Nonetheless, further moves by Western authorities could continue to worsen the situation for Russian lenders this year, as evidenced by the recent pressure being applied to Raiffeisen Bank to shutter its still-significant operating presence within Russia. Austria’s second-biggest lender is arguably the most active Western bank still operating in the country and is proving particularly essential for payments and euro transfers. “We have been asking banks to keep closely monitoring the business in Russia, and ideally, reduce it and wind it down as much as possible,” a European Central Bank (ECB) spokesperson told Reuters on March 23 as part of the bank’s policy to urge all eurozone institutions to do the same.
In response, a Raiffeisen spokesperson said it was still mulling its options for its Russia operation, “including a carefully managed exit”. An Austrian Ministry of Finance spokesperson also noted that while relations with Russia are permanently changed, “most” international companies remain in the country—banks included. “There is substantial trade going on between Russia and the rest of the world in commodities like grain, fertilisers, oil, gas, nickel and other metals, which…require payments.”
Looking ahead, Fitch predicted in October that client loan growth would slow from 18.8 percent year-on-year in 2021 to 7.0 percent in 2022 and then fall dramatically by -9.0 percent this year. “This indicates a precipitous drop in credit growth, which rose to 15.8 percent in January 2022, the highest growth rate since 2015,” Fitch reported, adding that banking-sector assets would shrink from 92.0 percent of gross domestic product (GDP) in 2021 to 90.7 percent and 77.5 percent in 2022 and 2023, respectively. “As aforementioned, we foresee a lag between the introduction of sanctions and credit growth turning negative, mirroring the experience of 2014-17, in the aftermath of Russia’s invasion of Crimea.”

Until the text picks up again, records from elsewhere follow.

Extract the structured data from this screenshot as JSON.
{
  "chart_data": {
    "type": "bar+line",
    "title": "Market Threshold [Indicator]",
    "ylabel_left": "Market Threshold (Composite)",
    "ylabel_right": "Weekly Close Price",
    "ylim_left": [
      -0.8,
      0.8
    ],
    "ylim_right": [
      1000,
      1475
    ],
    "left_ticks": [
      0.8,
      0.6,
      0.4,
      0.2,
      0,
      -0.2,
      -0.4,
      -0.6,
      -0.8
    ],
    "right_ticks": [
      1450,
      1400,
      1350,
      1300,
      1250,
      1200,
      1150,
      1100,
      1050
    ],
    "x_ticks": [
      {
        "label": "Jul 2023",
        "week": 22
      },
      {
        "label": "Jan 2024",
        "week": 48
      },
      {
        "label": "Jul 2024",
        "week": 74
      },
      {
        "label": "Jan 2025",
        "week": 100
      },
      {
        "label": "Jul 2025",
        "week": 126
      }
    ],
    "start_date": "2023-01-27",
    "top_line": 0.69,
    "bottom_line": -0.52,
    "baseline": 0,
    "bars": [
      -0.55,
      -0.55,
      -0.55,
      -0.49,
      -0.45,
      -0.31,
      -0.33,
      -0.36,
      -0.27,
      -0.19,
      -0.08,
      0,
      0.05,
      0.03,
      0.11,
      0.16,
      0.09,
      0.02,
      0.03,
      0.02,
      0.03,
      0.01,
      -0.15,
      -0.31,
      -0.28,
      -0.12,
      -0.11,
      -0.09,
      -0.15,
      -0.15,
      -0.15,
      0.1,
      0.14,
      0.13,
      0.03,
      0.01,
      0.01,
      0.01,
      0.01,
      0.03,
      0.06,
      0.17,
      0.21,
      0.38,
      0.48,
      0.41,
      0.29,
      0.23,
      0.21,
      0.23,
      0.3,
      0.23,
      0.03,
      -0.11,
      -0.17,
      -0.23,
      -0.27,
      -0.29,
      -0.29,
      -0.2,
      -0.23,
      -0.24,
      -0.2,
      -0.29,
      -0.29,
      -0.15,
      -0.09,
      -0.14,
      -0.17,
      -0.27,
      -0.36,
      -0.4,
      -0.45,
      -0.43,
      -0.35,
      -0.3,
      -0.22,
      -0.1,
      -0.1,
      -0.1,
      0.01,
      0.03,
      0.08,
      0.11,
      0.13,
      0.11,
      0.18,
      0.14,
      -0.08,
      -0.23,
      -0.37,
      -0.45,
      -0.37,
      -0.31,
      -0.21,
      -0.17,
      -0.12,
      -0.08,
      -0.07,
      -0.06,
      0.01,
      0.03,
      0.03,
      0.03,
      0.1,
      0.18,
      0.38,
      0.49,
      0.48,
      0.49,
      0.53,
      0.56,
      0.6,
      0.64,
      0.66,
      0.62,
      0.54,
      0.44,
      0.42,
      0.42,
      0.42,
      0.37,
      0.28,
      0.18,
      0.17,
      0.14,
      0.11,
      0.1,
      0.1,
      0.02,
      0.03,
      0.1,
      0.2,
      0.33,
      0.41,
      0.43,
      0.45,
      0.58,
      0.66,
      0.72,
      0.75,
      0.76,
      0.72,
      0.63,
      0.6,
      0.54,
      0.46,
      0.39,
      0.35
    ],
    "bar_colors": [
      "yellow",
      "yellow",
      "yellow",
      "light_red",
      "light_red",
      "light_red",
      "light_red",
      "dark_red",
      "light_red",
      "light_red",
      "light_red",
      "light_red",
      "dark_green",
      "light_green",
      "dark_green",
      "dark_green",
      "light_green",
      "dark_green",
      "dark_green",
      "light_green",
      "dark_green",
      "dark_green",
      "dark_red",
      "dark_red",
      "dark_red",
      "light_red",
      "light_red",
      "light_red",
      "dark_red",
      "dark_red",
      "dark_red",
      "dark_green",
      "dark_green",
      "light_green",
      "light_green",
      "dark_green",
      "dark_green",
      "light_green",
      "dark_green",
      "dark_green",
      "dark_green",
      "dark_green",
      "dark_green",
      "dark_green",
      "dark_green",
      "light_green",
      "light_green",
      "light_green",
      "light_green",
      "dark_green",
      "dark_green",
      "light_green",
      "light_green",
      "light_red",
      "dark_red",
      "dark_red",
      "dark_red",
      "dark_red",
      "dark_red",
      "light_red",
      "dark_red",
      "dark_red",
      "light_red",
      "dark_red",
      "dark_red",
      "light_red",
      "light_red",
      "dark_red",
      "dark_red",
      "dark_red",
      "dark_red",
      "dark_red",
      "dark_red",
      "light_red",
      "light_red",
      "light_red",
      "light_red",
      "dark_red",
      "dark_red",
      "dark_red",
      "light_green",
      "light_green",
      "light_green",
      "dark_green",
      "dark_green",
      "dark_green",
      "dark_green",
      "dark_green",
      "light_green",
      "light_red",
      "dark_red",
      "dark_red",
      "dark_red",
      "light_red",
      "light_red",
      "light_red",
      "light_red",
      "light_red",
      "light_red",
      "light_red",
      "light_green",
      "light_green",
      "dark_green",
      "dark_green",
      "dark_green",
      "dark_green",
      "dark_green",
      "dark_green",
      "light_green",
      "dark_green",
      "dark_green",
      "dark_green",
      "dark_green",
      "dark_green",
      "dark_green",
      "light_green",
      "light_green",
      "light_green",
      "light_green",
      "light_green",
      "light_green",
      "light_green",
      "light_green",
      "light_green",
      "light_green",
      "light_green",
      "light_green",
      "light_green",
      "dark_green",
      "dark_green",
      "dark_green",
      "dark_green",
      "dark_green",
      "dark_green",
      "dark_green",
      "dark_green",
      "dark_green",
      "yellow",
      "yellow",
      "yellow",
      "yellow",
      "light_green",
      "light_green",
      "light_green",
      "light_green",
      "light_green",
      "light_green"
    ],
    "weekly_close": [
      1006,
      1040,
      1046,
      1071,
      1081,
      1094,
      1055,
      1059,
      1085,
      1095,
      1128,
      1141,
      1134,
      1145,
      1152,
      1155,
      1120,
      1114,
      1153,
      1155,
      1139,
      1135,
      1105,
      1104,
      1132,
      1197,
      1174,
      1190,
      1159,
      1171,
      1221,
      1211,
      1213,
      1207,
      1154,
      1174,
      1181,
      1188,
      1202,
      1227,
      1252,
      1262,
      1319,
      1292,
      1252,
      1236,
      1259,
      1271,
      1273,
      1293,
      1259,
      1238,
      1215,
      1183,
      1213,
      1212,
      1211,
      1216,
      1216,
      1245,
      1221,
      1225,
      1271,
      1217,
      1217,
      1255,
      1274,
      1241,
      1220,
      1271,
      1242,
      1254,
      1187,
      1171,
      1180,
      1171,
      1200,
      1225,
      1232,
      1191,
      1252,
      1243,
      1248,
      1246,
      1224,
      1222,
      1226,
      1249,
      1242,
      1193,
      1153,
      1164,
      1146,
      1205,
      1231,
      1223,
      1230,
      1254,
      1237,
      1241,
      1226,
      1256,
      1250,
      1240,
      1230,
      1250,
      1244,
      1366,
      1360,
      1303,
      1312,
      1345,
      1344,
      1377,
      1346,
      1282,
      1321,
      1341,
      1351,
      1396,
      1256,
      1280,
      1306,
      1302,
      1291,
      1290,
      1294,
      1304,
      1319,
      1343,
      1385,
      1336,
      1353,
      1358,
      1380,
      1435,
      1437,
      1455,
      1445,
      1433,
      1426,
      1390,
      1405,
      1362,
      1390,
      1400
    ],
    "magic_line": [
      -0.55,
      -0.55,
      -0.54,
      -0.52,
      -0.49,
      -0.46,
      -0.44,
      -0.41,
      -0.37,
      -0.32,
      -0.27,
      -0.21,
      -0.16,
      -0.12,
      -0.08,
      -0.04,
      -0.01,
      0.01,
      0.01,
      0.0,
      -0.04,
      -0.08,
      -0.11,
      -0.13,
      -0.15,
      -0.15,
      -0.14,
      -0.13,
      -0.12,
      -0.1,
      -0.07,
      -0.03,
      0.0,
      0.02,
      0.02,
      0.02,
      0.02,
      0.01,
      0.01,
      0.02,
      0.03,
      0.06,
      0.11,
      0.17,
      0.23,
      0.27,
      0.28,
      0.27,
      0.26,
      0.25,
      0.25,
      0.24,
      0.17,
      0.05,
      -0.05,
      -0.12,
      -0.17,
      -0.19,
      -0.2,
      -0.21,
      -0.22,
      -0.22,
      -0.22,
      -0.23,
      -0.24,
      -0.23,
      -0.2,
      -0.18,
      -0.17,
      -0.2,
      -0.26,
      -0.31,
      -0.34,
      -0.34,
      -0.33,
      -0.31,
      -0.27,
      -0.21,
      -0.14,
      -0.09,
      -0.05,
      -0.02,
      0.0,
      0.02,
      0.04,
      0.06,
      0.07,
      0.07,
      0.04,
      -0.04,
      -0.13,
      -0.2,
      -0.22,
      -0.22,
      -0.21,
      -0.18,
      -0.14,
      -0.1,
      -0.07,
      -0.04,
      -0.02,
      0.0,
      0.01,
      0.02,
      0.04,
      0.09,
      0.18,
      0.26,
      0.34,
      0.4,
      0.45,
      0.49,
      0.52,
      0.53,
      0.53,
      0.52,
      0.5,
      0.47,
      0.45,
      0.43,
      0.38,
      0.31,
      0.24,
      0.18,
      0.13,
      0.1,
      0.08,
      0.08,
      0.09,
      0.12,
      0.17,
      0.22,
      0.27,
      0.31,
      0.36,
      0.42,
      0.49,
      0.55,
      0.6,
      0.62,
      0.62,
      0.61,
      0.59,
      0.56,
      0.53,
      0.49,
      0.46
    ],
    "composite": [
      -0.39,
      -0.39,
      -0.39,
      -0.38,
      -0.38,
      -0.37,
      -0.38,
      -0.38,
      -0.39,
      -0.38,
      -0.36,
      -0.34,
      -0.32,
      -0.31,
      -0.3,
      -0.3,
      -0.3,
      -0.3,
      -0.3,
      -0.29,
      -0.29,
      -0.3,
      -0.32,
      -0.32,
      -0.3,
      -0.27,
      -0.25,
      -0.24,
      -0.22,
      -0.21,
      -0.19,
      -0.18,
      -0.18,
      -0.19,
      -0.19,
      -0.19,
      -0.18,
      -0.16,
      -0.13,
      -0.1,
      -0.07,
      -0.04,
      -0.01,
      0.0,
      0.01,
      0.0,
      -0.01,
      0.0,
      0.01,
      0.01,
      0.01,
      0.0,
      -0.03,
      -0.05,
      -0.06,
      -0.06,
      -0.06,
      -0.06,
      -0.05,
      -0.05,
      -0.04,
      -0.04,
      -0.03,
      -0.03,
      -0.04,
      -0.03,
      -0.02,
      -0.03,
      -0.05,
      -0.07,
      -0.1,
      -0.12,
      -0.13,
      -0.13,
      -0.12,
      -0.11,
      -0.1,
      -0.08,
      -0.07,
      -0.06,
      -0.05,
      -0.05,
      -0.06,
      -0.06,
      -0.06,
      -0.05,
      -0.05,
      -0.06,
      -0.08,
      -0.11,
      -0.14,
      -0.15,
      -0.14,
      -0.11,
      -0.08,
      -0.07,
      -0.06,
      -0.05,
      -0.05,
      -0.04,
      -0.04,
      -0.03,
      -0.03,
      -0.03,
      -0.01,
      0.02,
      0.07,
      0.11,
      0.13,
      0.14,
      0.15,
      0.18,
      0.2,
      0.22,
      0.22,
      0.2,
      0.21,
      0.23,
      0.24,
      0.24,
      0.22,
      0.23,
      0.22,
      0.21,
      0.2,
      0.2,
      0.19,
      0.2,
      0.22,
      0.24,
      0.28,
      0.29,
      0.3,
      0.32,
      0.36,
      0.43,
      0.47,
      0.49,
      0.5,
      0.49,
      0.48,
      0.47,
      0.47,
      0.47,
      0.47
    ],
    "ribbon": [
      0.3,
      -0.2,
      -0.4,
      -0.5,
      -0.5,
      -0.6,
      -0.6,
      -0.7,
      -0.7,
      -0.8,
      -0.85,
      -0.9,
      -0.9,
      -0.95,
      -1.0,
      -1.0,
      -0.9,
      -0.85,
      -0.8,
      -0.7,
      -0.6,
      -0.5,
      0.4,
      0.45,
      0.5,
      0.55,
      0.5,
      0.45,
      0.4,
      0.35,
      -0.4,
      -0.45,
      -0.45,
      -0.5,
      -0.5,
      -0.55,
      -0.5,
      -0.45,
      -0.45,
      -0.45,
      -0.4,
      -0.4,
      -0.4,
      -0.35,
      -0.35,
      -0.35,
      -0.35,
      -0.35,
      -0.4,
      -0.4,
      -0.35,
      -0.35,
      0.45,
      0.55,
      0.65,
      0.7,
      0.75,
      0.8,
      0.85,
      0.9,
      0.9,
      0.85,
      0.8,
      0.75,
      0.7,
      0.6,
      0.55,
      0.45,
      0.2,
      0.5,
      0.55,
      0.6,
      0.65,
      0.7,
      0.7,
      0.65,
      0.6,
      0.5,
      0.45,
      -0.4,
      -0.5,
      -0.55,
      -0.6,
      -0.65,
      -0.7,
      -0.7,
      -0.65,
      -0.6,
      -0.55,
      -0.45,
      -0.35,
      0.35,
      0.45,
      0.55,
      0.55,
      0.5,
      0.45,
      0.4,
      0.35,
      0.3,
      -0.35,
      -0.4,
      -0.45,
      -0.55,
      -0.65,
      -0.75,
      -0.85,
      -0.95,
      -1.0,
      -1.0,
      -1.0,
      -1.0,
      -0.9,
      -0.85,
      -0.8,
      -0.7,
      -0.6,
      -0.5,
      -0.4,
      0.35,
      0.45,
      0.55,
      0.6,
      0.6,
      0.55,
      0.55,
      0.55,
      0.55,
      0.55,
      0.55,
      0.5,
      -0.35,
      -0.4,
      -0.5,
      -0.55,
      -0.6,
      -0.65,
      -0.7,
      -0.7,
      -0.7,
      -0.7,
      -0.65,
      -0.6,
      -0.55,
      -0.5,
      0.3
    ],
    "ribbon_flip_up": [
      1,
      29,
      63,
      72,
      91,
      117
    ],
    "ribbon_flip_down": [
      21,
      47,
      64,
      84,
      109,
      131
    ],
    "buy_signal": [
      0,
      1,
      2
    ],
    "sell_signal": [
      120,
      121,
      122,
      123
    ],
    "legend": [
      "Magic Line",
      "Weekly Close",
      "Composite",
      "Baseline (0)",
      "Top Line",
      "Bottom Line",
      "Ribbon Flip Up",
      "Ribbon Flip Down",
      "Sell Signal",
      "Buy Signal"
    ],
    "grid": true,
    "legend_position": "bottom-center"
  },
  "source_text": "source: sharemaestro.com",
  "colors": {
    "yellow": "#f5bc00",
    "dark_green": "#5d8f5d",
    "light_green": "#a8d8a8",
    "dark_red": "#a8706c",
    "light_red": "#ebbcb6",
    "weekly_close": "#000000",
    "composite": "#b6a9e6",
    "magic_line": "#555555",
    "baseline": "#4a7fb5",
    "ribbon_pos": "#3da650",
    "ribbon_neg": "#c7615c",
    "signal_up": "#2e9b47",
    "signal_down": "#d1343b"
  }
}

But Russia’s central bank has a decidedly rosier outlook, anticipating that Russian commercial lending will, more or less, return to pre-conflict normalcy later this year. According to Nabiullina’s forecasts, the sector’s combined net profits in 2023 will exceed one trillion rubles, which would still be only half of 2021’s reported two trillion rubles. But Nabiullina also expects Russian retail deposits with banks to surge by more than 7 percent this year and corporate deposits by around 15 percent. Moreover, mortgage and consumer lending will expand by around 15 percent and 10 percent, respectively. With construction a flagship industry in Russia, the buoyant mortgage outlook will bode particularly well for the economy of the world’s largest nation, particularly given the support it receives via state subsidy programmes, although Nabiullina has warned that there is a modest risk of a credit and real-estate bubble forming and expressed some concern over the declining quality of mortgages that could warrant tighter regulations being applied. The central bank chief also sees corporate-lending growth slowing from 14 percent last year to 10 percent in 2023.
As for Russia’s most important state-owned lenders, such as SberBank, VTB Bank and Gazprombank, Fitch suggested that Moscow should focus on supporting them as much as possible. Such lenders “collectively account for almost 60 percent of total banking sector assets. In our view, supporting these banks will remain a priority for the Kremlin”.